Alberta does not offer public funding for IVF treatments but during an interview Thursday, Premier Rachel Notley said her government was considering such a program.
“I’ve asked my officials to look at that issue,” said Premier Notley.
“Of course they’re going to have to look at it within the context of our need to be prudent in our budget, including our health care budget.”
In 2014, a report commissioned by the former PC government found that funding and regulating in vitro fertilization would save $179 million in health care and societal costs over 18 years. According to fertility specialist Dr. Calvin Greene, jurisdictions that don’t publicly fund IVF often see more multiple births.
“If you put yourself in the place of a couple that has infertility and you’re faced with a $10 to $12,000 bill and you can only do it one time, and you’ve sold one of your cars and you’ve taken a loan from your parents, you feel a lot of pressure to succeed in that one cycle,” said Greene.
Multiple births can be risky for both mothers and babies, and are associated with higher health care costs.

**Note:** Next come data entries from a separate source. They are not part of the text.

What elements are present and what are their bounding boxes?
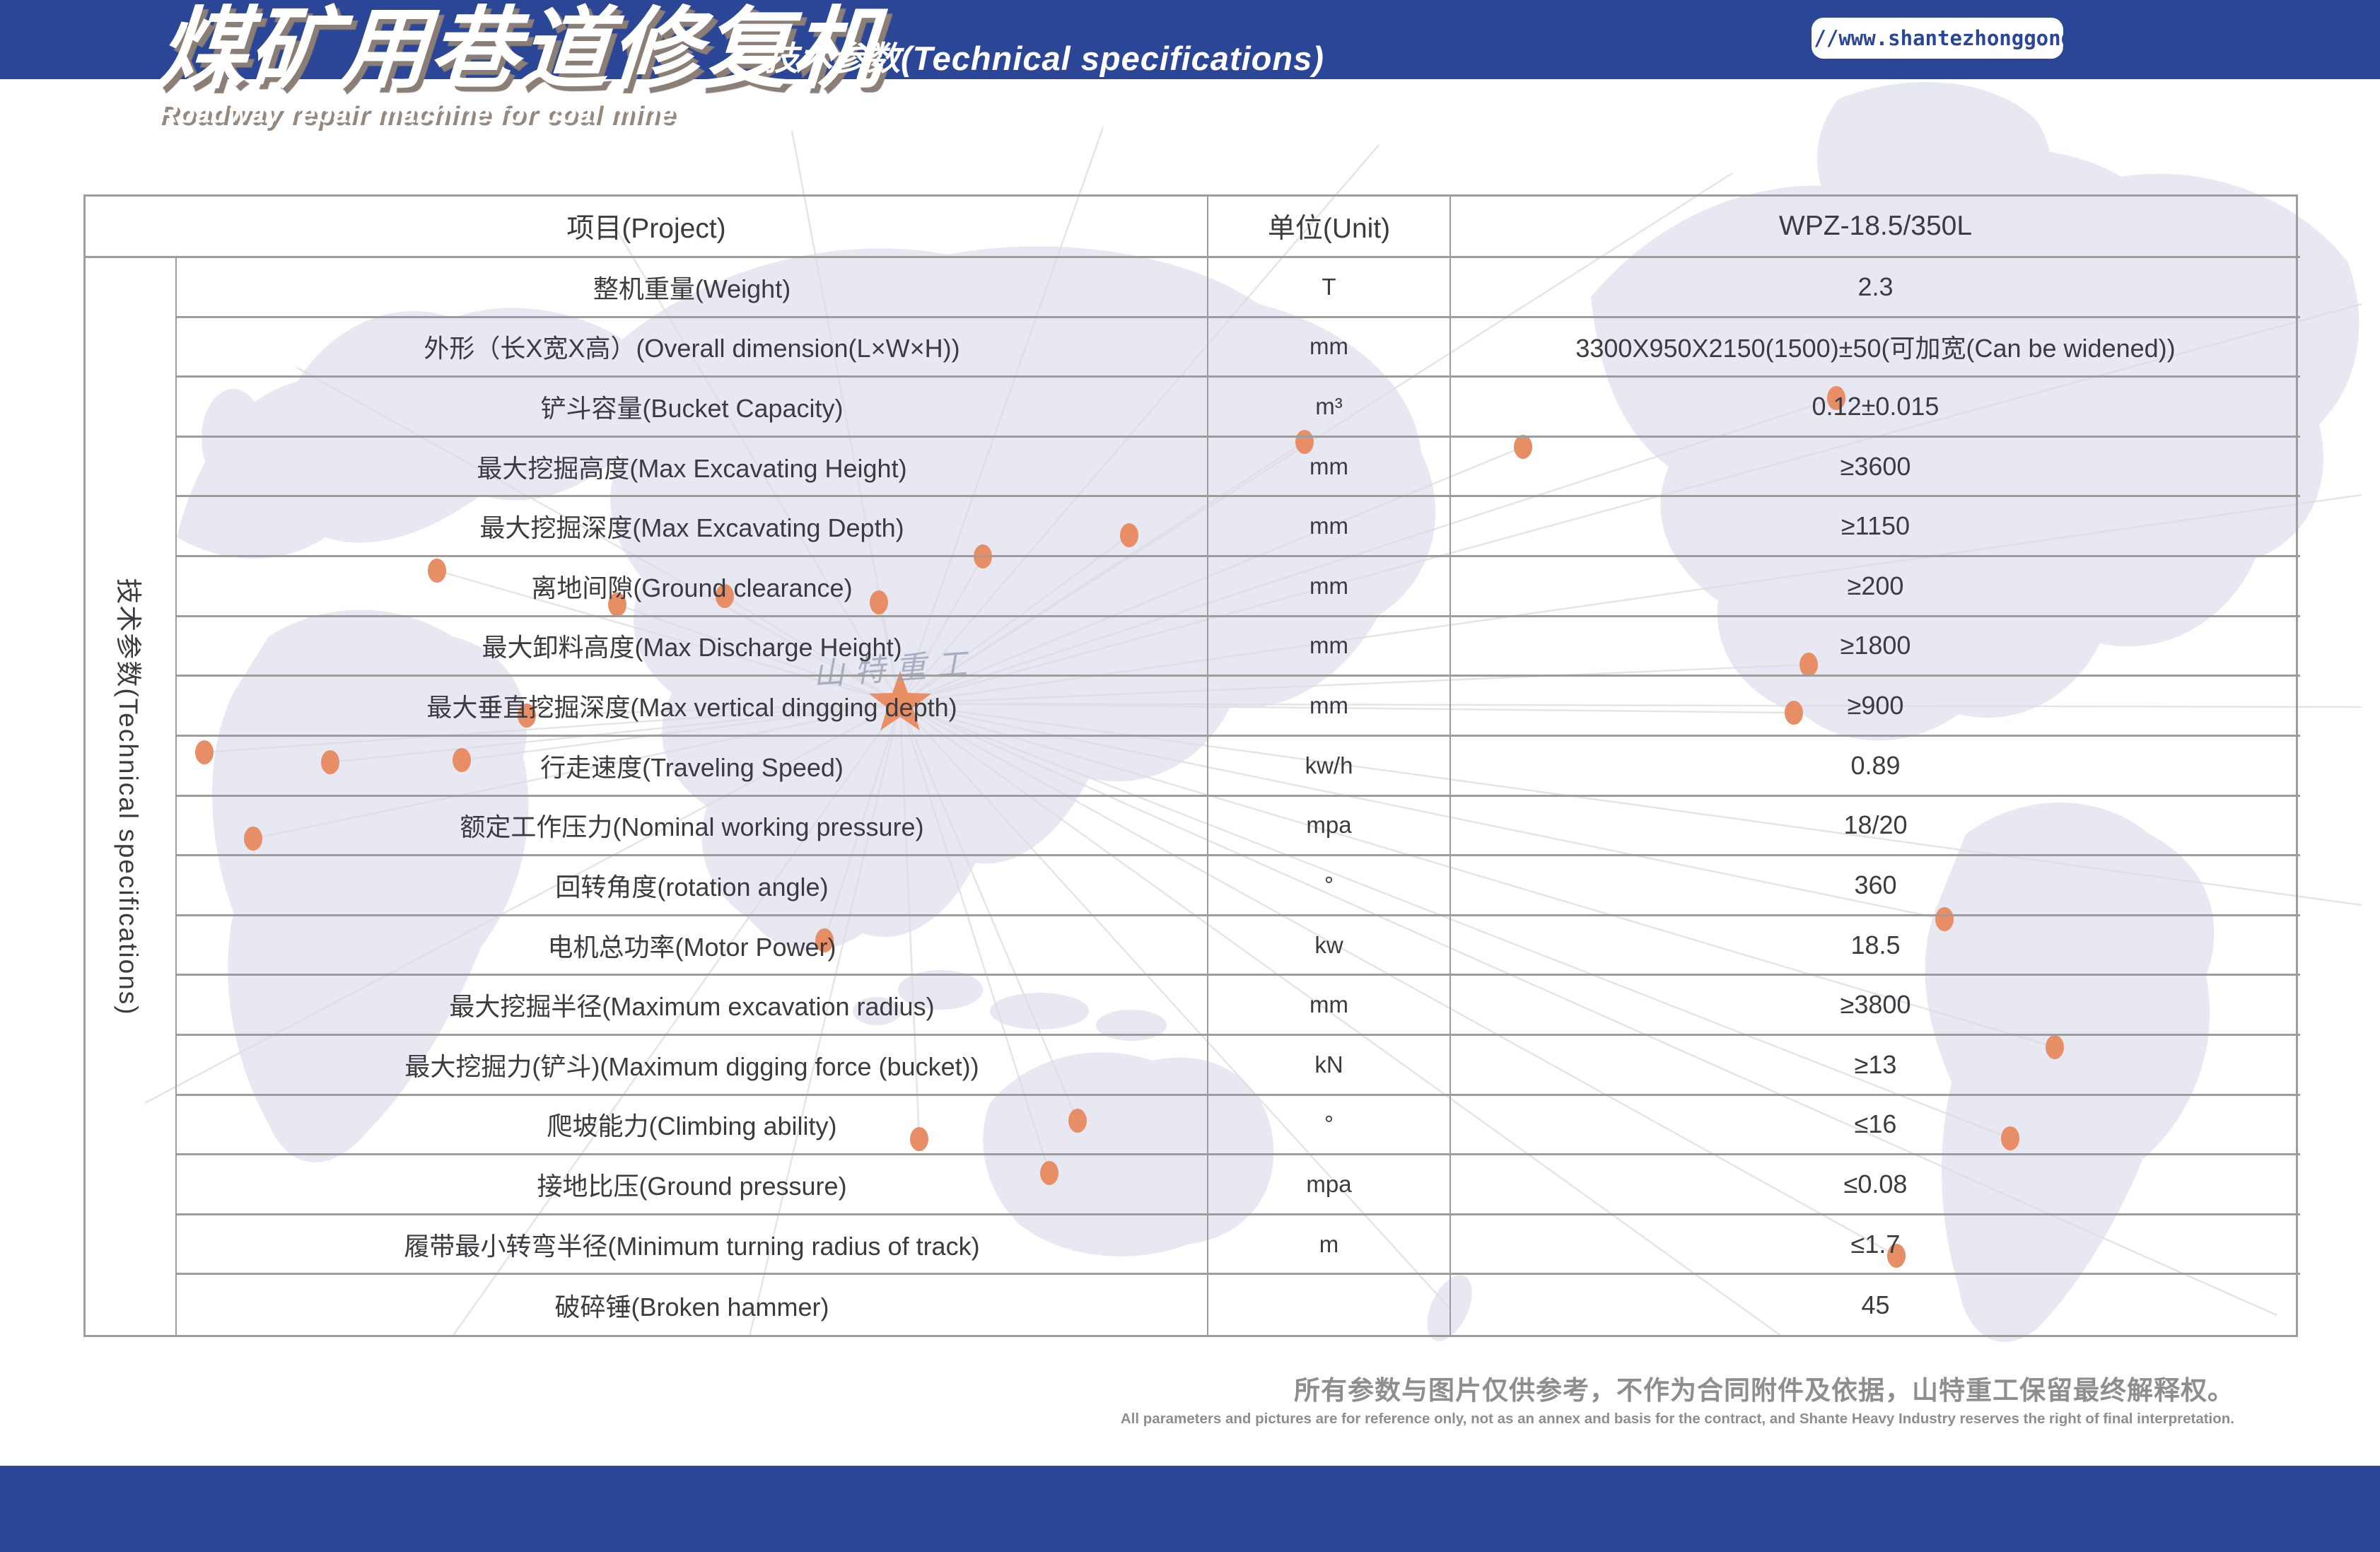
table-cell-unit: kw/h (1208, 737, 1451, 797)
table-cell-project: 额定工作压力(Nominal working pressure) (177, 797, 1208, 857)
disclaimer-english: All parameters and pictures are for refe… (1121, 1411, 2234, 1428)
table-cell-unit: mm (1208, 557, 1451, 617)
table-cell-project: 最大垂直挖掘深度(Max vertical dingging depth) (177, 677, 1208, 737)
table-cell-value: ≤0.08 (1451, 1155, 2300, 1215)
table-cell-value: 18.5 (1451, 916, 2300, 976)
table-cell-unit (1208, 1275, 1451, 1335)
column-header-unit: 单位(Unit) (1208, 197, 1451, 258)
table-cell-project: 接地比压(Ground pressure) (177, 1155, 1208, 1215)
table-cell-value: ≥13 (1451, 1036, 2300, 1096)
table-cell-project: 最大挖掘力(铲斗)(Maximum digging force (bucket)… (177, 1036, 1208, 1096)
table-cell-value: 3300X950X2150(1500)±50(可加宽(Can be widene… (1451, 318, 2300, 378)
table-cell-unit: m (1208, 1215, 1451, 1276)
table-cell-value: 0.89 (1451, 737, 2300, 797)
table-cell-project: 最大挖掘深度(Max Excavating Depth) (177, 497, 1208, 557)
table-cell-value: 18/20 (1451, 797, 2300, 857)
footer-band (0, 1466, 2380, 1552)
table-cell-value: 360 (1451, 856, 2300, 916)
table-cell-value: ≥1800 (1451, 617, 2300, 677)
table-cell-project: 铲斗容量(Bucket Capacity) (177, 378, 1208, 438)
table-cell-unit: mm (1208, 438, 1451, 498)
table-cell-project: 电机总功率(Motor Power) (177, 916, 1208, 976)
table-cell-value: 45 (1451, 1275, 2300, 1335)
table-cell-project: 离地间隙(Ground clearance) (177, 557, 1208, 617)
table-cell-value: ≥3600 (1451, 438, 2300, 498)
table-cell-value: ≤16 (1451, 1096, 2300, 1156)
side-vertical-label-cell: 技术参数(Technical specifications) (86, 258, 177, 1335)
specifications-table: 项目(Project) 单位(Unit) WPZ-18.5/350L 技术参数(… (83, 194, 2298, 1337)
table-cell-unit: mm (1208, 677, 1451, 737)
table-cell-value: 0.12±0.015 (1451, 378, 2300, 438)
column-header-model: WPZ-18.5/350L (1451, 197, 2300, 258)
table-cell-unit: mm (1208, 318, 1451, 378)
website-link[interactable]: Http://www.shantezhonggong.com (1812, 18, 2063, 59)
table-cell-value: ≤1.7 (1451, 1215, 2300, 1276)
table-cell-unit: mm (1208, 497, 1451, 557)
table-cell-project: 爬坡能力(Climbing ability) (177, 1096, 1208, 1156)
disclaimer-chinese: 所有参数与图片仅供参考，不作为合同附件及依据，山特重工保留最终解释权。 (1121, 1369, 2234, 1407)
disclaimer-block: 所有参数与图片仅供参考，不作为合同附件及依据，山特重工保留最终解释权。 All … (1121, 1369, 2234, 1428)
table-cell-project: 最大挖掘高度(Max Excavating Height) (177, 438, 1208, 498)
table-cell-value: ≥3800 (1451, 976, 2300, 1036)
table-cell-project: 回转角度(rotation angle) (177, 856, 1208, 916)
table-cell-unit: mm (1208, 617, 1451, 677)
table-cell-unit: mpa (1208, 1155, 1451, 1215)
table-cell-project: 破碎锤(Broken hammer) (177, 1275, 1208, 1335)
table-cell-unit: kw (1208, 916, 1451, 976)
table-cell-project: 外形（长X宽X高）(Overall dimension(L×W×H)) (177, 318, 1208, 378)
table-cell-unit: mpa (1208, 797, 1451, 857)
table-cell-unit: T (1208, 258, 1451, 318)
table-cell-unit: kN (1208, 1036, 1451, 1096)
table-cell-project: 行走速度(Traveling Speed) (177, 737, 1208, 797)
table-cell-unit: m³ (1208, 378, 1451, 438)
table-cell-unit: ° (1208, 856, 1451, 916)
side-vertical-label: 技术参数(Technical specifications) (112, 578, 150, 1015)
table-cell-unit: mm (1208, 976, 1451, 1036)
brand-subtitle: Roadway repair machine for coal mine (158, 99, 882, 129)
table-cell-project: 最大卸料高度(Max Discharge Height) (177, 617, 1208, 677)
website-url-text: Http://www.shantezhonggong.com (1752, 26, 2123, 50)
table-cell-unit: ° (1208, 1096, 1451, 1156)
table-cell-project: 整机重量(Weight) (177, 258, 1208, 318)
table-cell-project: 履带最小转弯半径(Minimum turning radius of track… (177, 1215, 1208, 1276)
table-cell-value: 2.3 (1451, 258, 2300, 318)
table-cell-project: 最大挖掘半径(Maximum excavation radius) (177, 976, 1208, 1036)
table-cell-value: ≥900 (1451, 677, 2300, 737)
column-header-project: 项目(Project) (86, 197, 1208, 258)
table-cell-value: ≥1150 (1451, 497, 2300, 557)
page-title: 技术参数(Technical specifications) (765, 31, 1324, 80)
table-cell-value: ≥200 (1451, 557, 2300, 617)
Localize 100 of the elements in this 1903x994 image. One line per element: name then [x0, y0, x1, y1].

The University of Alberta report found that if an IVF program was not funded in Alberta, the health system would incur $316 million over 18 years, but if IVF treatments were funded and regulated, those costs would fall to $219 million. There would also be $82 million saved in societal costs, includling lost work hours and caregiver expenses.
In an e-mailed statement to Global News, Health Minister Sarah Hoffman said she knows the subject is very important to Albertans who are trying to start a family.
“Staff from the minister’s office have been meeting with stakeholders to better understand their positions on in vitro fertilization, or IVF. We will keep options in mind as resources become available in the future.”